Les acquisitions récentes

Hippolyte FIZEAU

Un ensemble exceptionnel d’images daguerriennes

L’oeuvre havraise d’Hippolyte Fizeau représente près d’un tiers de sa production de plein air, ou tout du moins de ce qui en a été publié. Elle consiste en un ensemble de huit vues portuaires, littorales ou périurbaines, enregistrées durant l’été 1840, lors d’une seule excursion au Havre, à Sainte-Adresse et à Harfleur.

Malgré leur format réduit (sixième, quart ou demi-plaque), ces objets uniques et précieux possèdent le charme et la force de suggestion propres aux plus beaux daguerréotypes. Pour la première fois, un panorama du Havre entouré de ses fortifications est donné à voir, tel qu’il s’offrait aux yeux des contemporains de Louis-Philippe. D’autres vues de la série constituent sans conteste les plus anciennes marines de l’histoire de la photographie.

Toutes ces images sont le fruit d’une excursion que Fizeau s’offrit avant de faire son entrée à la faculté de médecine de Paris, elles constituent donc aussi un témoignage rare des balbutiements de la photographie de voyage. l’acquisition a été réalisée par la Bibliothèque municipale du Havre, en 2022, avec l’aide de l’Etat (ARPIN), et des mécènes Transdev, Unifer environnement, École de management de Normandie.
Hippolyte FIZEAU, Le Havre, vue du bassin du Roi, depuis l’hôtel du Brésil, été 1840, daguerréotype, 10,2 x 15,6 cm. Le Havre Bibliothèque Municipale
Hippolyte FIZEAU, Le Havre, vue du bassin du Roi, depuis l’hôtel du Brésil, été 1840, daguerréotype, 10,2 x 15,6 cm. Le Havre Bibliothèque Municipale


 

Alfred Coulon et la côte normande

Alfred Coulon était quasiment inconnu jusqu’à la vente récente de ses nombreux albums de photographie dont plusieurs consacrés à la Normandie. Ces derniers illustrent à merveille l’attrait que la région a exercé sur les photographes du Second empire. Monuments, paysages, scènes de genre et marines y sont à portée d’objectif quand on maîtrise les subtilités de la prise de vue. Ce juriste parisien, artiste dans l’âme, est membre de la Société française de photographie à partir de 1858. Il y rencontre Olympe Aguado et Henri de la Blanchère tous deux élèves de Gustave Le Gray, puisque certains de ses albums comportent de nombreux tirages de ces deux excellents praticiens.

L’exposition rassemble deux albums personnels de Coulon.

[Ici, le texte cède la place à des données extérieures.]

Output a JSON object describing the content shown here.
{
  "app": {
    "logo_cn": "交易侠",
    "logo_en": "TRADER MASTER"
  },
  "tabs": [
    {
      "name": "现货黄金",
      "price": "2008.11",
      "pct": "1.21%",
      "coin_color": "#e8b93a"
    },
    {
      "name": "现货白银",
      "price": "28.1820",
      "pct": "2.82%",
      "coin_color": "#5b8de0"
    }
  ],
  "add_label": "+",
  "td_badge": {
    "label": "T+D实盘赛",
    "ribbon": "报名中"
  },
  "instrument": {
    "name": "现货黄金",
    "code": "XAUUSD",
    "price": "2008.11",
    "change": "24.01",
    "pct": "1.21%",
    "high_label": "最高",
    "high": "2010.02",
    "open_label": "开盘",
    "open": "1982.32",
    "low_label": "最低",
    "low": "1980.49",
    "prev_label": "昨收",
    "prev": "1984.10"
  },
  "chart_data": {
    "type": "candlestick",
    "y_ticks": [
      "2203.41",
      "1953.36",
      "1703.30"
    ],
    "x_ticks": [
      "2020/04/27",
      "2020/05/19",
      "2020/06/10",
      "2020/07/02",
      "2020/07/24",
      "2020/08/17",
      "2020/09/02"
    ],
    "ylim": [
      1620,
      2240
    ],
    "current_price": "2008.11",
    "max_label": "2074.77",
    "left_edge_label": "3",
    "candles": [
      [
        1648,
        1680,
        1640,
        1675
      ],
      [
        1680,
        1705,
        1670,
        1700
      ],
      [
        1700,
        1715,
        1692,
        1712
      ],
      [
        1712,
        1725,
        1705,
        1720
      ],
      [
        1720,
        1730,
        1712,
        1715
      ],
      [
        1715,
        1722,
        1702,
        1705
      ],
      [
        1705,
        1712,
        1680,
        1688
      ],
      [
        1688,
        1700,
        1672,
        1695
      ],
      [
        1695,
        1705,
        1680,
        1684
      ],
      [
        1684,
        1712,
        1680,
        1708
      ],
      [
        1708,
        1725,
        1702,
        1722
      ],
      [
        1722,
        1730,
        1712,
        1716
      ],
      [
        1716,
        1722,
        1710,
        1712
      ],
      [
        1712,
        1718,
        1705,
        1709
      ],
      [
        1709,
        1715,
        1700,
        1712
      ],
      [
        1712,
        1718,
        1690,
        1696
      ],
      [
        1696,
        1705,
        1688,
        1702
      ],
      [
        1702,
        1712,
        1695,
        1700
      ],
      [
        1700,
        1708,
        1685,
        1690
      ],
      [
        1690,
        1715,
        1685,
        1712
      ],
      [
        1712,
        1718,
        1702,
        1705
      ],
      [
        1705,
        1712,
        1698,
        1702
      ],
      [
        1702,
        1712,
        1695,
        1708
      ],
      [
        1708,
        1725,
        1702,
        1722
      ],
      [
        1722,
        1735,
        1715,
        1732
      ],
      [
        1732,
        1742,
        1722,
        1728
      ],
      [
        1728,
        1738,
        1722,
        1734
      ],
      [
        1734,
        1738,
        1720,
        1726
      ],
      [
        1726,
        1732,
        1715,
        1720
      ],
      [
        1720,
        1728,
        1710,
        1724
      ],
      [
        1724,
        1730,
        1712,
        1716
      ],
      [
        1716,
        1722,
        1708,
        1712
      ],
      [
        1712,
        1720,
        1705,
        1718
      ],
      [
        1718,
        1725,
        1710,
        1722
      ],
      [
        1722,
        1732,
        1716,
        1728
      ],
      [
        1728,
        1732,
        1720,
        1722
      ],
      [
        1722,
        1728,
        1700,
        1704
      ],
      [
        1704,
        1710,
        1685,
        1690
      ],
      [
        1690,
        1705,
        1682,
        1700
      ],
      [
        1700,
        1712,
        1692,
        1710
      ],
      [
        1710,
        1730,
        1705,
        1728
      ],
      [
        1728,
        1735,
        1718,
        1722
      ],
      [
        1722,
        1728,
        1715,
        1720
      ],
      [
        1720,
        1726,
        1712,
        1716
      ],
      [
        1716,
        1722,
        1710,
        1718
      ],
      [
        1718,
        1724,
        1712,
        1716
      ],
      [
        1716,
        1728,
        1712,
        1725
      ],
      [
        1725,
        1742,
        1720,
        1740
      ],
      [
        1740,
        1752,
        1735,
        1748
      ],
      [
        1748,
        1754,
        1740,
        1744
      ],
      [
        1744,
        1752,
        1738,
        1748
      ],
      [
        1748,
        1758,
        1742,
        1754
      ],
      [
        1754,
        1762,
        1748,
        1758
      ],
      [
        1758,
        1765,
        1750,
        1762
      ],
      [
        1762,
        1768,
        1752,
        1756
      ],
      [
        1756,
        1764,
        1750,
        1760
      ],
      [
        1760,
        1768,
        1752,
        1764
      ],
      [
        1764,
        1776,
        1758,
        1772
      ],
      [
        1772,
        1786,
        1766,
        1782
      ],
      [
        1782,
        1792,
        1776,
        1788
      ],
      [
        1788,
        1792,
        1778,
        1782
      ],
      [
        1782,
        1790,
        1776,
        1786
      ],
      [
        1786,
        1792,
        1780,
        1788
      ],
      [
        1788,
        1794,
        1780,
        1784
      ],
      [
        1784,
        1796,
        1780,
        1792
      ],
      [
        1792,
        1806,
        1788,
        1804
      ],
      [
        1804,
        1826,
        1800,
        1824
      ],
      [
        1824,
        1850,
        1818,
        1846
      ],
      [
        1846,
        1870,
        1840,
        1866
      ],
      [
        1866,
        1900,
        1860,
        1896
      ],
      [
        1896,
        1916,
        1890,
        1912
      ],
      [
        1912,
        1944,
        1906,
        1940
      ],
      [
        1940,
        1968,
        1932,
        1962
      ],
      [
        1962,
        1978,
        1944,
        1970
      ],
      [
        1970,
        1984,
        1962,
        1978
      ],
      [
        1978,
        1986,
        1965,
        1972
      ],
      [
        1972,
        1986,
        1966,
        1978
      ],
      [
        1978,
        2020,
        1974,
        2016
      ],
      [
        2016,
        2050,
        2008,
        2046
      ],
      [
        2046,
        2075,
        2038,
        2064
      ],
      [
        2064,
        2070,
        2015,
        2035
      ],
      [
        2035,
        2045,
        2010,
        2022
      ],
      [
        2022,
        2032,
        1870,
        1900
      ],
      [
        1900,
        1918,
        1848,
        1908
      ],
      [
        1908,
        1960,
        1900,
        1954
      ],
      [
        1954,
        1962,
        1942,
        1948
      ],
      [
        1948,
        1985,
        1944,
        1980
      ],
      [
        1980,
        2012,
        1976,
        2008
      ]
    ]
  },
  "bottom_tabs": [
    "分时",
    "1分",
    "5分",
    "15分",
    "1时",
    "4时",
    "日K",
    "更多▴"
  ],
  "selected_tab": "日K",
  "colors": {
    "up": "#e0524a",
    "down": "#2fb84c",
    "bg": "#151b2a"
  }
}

Le premier, constitué de 112 tirages, souvent de petits formats alors que les sujets sont ambitieux, est presqu’exclusivement consacré aux photographies qu’il réalise sur la côte normande, entre 1863 et 1874, miroir de vacances familiales et d’escapades locales à Houlgate, Cabourg, Trouville, Dives-sur-Mer, Villers-sur-Mer. La villa familiale de Cabourg surplombant le front de mer est un des motifs qu’il utilise pour donner libre cours à son goût pour la mise en scène sous forme de frontispices, de photomontages plus ou moins heureux requérant aussi la technique des ciels rapportés. Sa composition réalisée à partir d’une scène de baigneurs et d’estivants sur la plage combinée au Vapeur de Gustave Le Gray est particulièrement évocatrice de son style. Elle crée une confusion entre l’art et la réalité, puisqu’on ne sait plus si les personnages admirent le spectacle des bateaux ou un chef d’oeuvre de Gustave Le Gray.

Cet album a été acquis par les Archives départementales du Calvados en 2023. Le second album présente 194 vues entre 1861 et 1868. Coulon allie ses propres photographies à un ensemble d’oeuvres majoritairement normandes de ses confrères. Il fréquente la fine fleur des photographes de son temps. On y trouve des clichés d’Alfred Boulland avec envoi (vues de Dives-sur-Mer, le pilote-sauveteur), des marines havraises d’Auguste Autin, des vues de Granville attribuables à Alfred Magny, ou encore des photographies d’Henri de La Blanchère (Nantes, Clisson), et d’Auguste Collard (Viaduc du canal à Briare, 1861). Dans cette démarche, Coulon suit l’exemple de ses contemporains férus de photographie : l’album constitué par Alphonse de Brébisson, conservé par le musée d’Orsay, fait figure de modèle en ce qu’il regroupe les oeuvres de grands noms de son temps.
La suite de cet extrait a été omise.